The Optical Fiber

An optical fiber is essentially a dielectric (silica glass) waveguide consisting of a core and cladding. The core is usually has a circular cross-section (although elliptical or other cross-sections are also used) and is made of doped silica of refractive index slightly higher than that of the cladding (which is made of pure silica). Light waves are guided along the fiber via total internal reflection. If light is launched at an angle greater than the critical angle, the rays are reflected back into the core from the surface separating the core and cladding. The rays travel along the length of the fiber by continuous reflections of this type. Rays launched at different angles travel along different paths (or modes) and arrive at the receiver at different times, leading to inter-modal dispersion. Fibers are classified as single-mode or multi-mode depending on whether they support one or more. Single mode fibers have narrow cores, typically $10\nu$m. Multimode fibers have core dimensions $\sim 5$ times larger. The number of modes a given fiber can support is characterized by the $V$ number, which depends on the frequency, the core radius and the refractive indices of the core and the cladding.

$$V = {\omega \over c} a \sqrt {{n_1}^2 - {n_2}^2}$$ (22.3.2)

where $n_1,~n_2$ are the refractive indices of the core and cladding, $a$ is the radius of the core and $\omega$ is the angular frequency of the light being transmitted through the fiber. The number of modes $N$ is given by $N = V^2/2$. Multimode fibers have bandwidths that are $\sim 100$ times smaller than single mode fibers and are best suited to short haul applications. In addition to the number of modes supported, the polarization properties of the fiber are also of interest. One can make fibers that maintain the polarization state of the transmitted light by proper choice of core cross-section and refractive index gradient across the core and the cladding.
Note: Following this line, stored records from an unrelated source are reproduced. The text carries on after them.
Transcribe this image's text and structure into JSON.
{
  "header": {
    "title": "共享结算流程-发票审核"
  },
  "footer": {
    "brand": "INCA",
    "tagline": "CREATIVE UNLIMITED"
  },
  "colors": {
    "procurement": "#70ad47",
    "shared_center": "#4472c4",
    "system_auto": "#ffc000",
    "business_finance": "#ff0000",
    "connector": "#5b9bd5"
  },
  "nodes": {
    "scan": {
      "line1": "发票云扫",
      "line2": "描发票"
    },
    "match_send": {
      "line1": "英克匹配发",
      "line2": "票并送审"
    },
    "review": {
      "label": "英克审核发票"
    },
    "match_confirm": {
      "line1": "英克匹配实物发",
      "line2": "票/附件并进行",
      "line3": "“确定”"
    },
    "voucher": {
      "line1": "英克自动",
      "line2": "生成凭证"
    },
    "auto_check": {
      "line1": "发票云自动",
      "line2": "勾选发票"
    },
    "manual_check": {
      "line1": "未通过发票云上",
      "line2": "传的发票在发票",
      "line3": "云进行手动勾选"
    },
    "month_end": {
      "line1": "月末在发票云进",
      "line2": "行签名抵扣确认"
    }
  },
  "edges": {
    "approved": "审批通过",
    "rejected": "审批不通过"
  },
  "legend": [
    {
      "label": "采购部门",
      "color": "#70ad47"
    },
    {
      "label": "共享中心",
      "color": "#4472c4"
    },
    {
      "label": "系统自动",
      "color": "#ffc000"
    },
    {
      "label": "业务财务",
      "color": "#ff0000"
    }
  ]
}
Dispersion is an important characteristic of an optical fiber, it determines the bandwidth and channel carrying capacity of the fiber. here are three kinds of dispersion viz: inter-modal dispersion, material dispersion and waveguide dispersion. Inter-modal dispersion occurs because of the different modes in which the light propagates in the fiber travel different paths. This causes differences in the arrival time of the rays at the receiver and hence a distortion of the signal. Inter-modal dispersion is less in fibers which have a parabolic refractive index parabolic profile in the core region. This change in refractive index causes a change in the light travel time in different parts of the core which partially compensates for the different path lengths. Material and waveguide dispersion are wavelength dependent. Material dispersion arises because of variation in the refractive index of the core material (i.e. silica ) across the transmission band. Waveguide dispersion is due to the propagation constant (i.e. the inverse of the group velocity) dependent property of the medium. The derivative of the propagation constant w.r.t frequency is dependent on the frequency itself, even in the absence of material dispersion.
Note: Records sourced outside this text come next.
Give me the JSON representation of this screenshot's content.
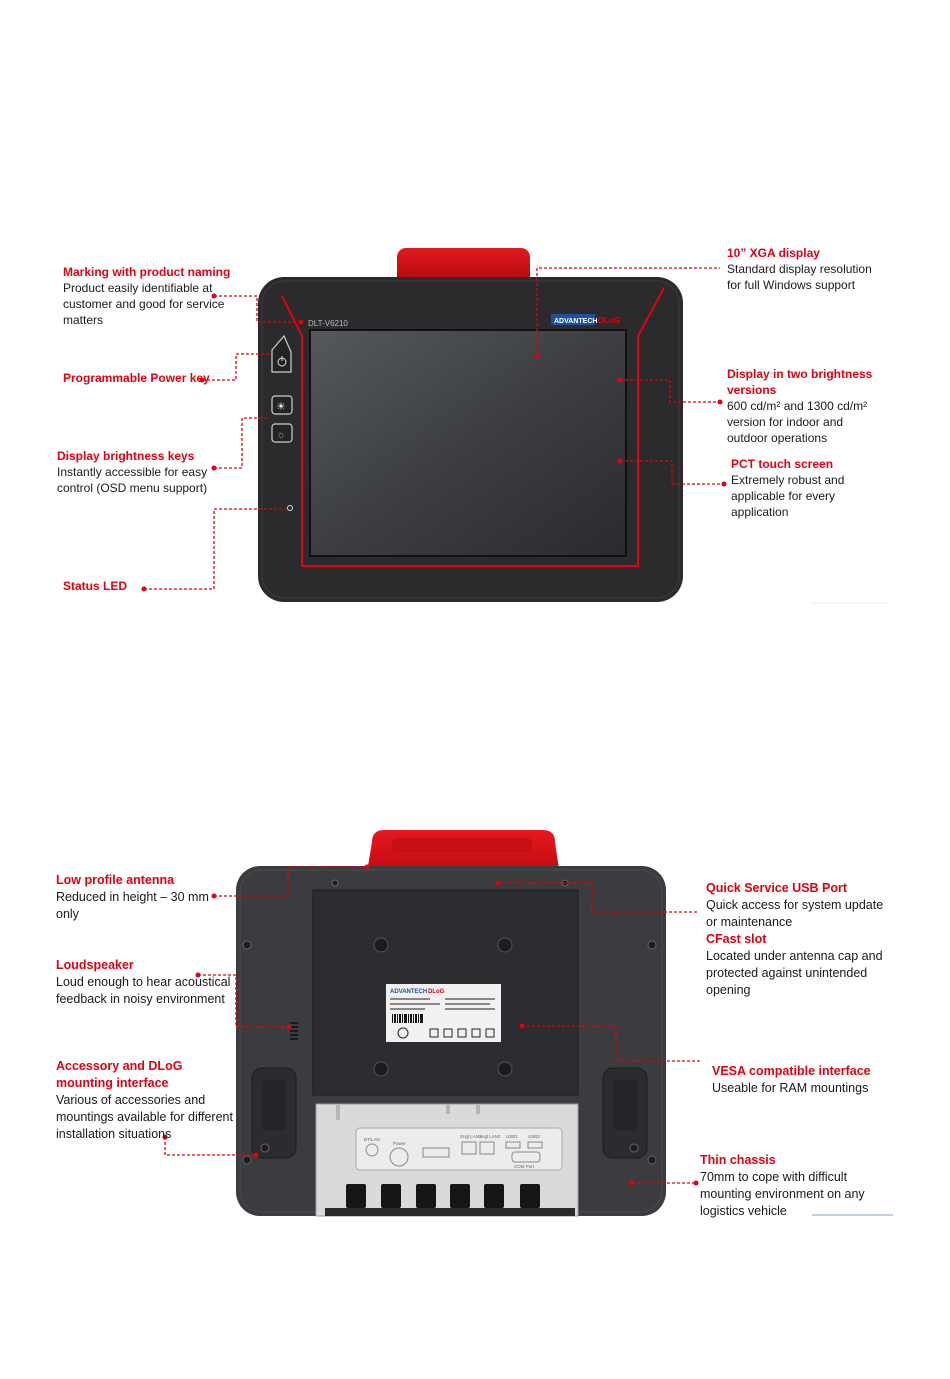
{
  "front": {
    "model_label": "DLT-V6210",
    "brand_label": "ADVANTECH",
    "brand_suffix": "DLoG",
    "callouts": {
      "marking": {
        "title": "Marking with product naming",
        "desc": "Product easily identifiable at customer and good for service matters"
      },
      "power": {
        "title": "Programmable Power key",
        "desc": ""
      },
      "brightness_keys": {
        "title": "Display brightness keys",
        "desc": "Instantly accessible for easy control (OSD menu support)"
      },
      "status_led": {
        "title": "Status LED",
        "desc": ""
      },
      "xga": {
        "title": "10” XGA display",
        "desc": "Standard display resolution for full Windows support"
      },
      "brightness_versions": {
        "title": "Display in two brightness versions",
        "desc": "600 cd/m² and 1300 cd/m² version for indoor and outdoor operations"
      },
      "pct": {
        "title": "PCT touch screen",
        "desc": "Extremely robust and applicable for every application"
      }
    }
  },
  "back": {
    "label_brand": "ADVANTECH",
    "label_suffix": "DLoG",
    "port_labels": [
      "BT/LAN",
      "Power",
      "Sngl LAN1",
      "Sngl LAN2",
      "USB1",
      "USB2",
      "COM Port"
    ],
    "callouts": {
      "antenna": {
        "title": "Low profile antenna",
        "desc": "Reduced in height – 30 mm only"
      },
      "loudspeaker": {
        "title": "Loudspeaker",
        "desc": "Loud enough to hear acoustical feedback in noisy environment"
      },
      "accessory": {
        "title": "Accessory and DLoG mounting interface",
        "desc": "Various of accessories and mountings available for different installation situations"
      },
      "usb": {
        "title": "Quick Service USB  Port",
        "desc": "Quick access for system update or maintenance"
      },
      "cfast": {
        "title": "CFast slot",
        "desc": "Located under antenna cap and protected against unintended opening"
      },
      "vesa": {
        "title": "VESA compatible interface",
        "desc": "Useable for RAM mountings"
      },
      "chassis": {
        "title": "Thin chassis",
        "desc": "70mm to cope with difficult mounting environment on any logistics vehicle"
      }
    }
  },
  "colors": {
    "accent": "#e3000f",
    "device_dark": "#2b2b2d",
    "screen": "#3a3c40"
  }
}
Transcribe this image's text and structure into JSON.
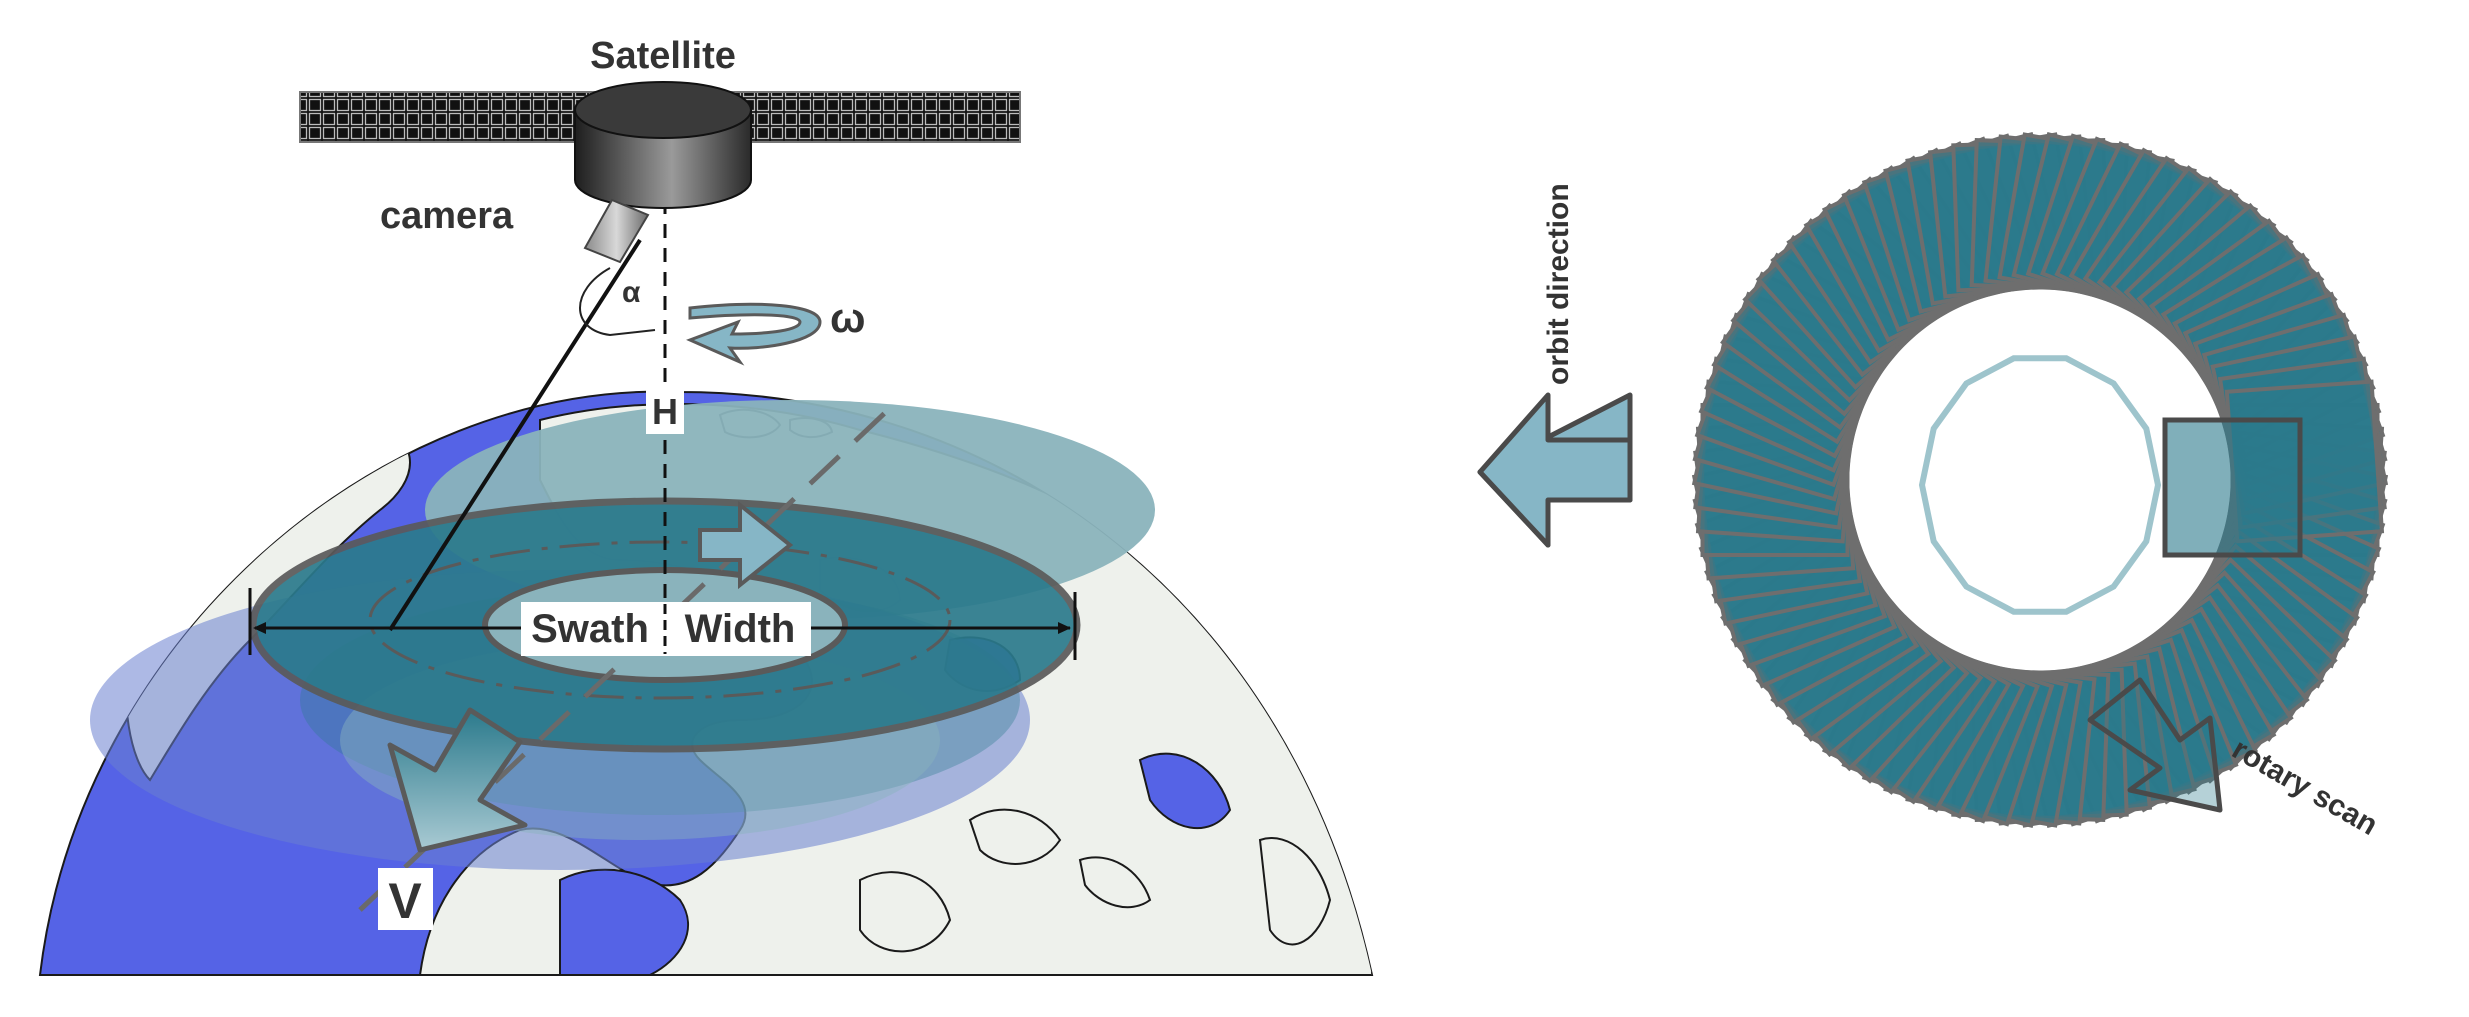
{
  "labels": {
    "satellite": "Satellite",
    "camera": "camera",
    "alpha": "α",
    "omega": "ω",
    "height": "H",
    "swath": "Swath",
    "width": "Width",
    "velocity": "V",
    "orbit_direction": "orbit direction",
    "rotary_scan": "rotary scan"
  },
  "colors": {
    "ocean": "#5563e6",
    "land": "#eef1ec",
    "scan_fill": "#2b7a8c",
    "scan_light": "#8ab3bc",
    "frame_stroke": "#6e6e6e",
    "arrow_fill": "#86b6c6",
    "text": "#333333"
  }
}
Dispersion affects both the temporal and spectral characteristics of the signals and it is essential to minimize it as far as possible. This can be done by

1. Choosing the 1300 nm window where dispersion is minimum. It may be noted that dispersion for silica fiber is minimum in the 1300 nm band( typically 2 ps/km-nm) compared to that at the 1550 nm band (15 ps/km-nm). However the attenuation is higher in the 1300 nm band (0.31dB/km) than that in the 1550 nm band (0.15 dB/km).
2. Choosing a laser with line-width as small as possible($<1$ nm), like a single longitudinal mode type or DFB laser.
3. Using external modulation. Unlike direct modulation, external modulation does not affect the physical mechanism of the laser and does not introduce spreading of frequency or chirping.
4. Using dispersion compensation. This is essential achieved by proper design of the refractive index gradient across the fiber.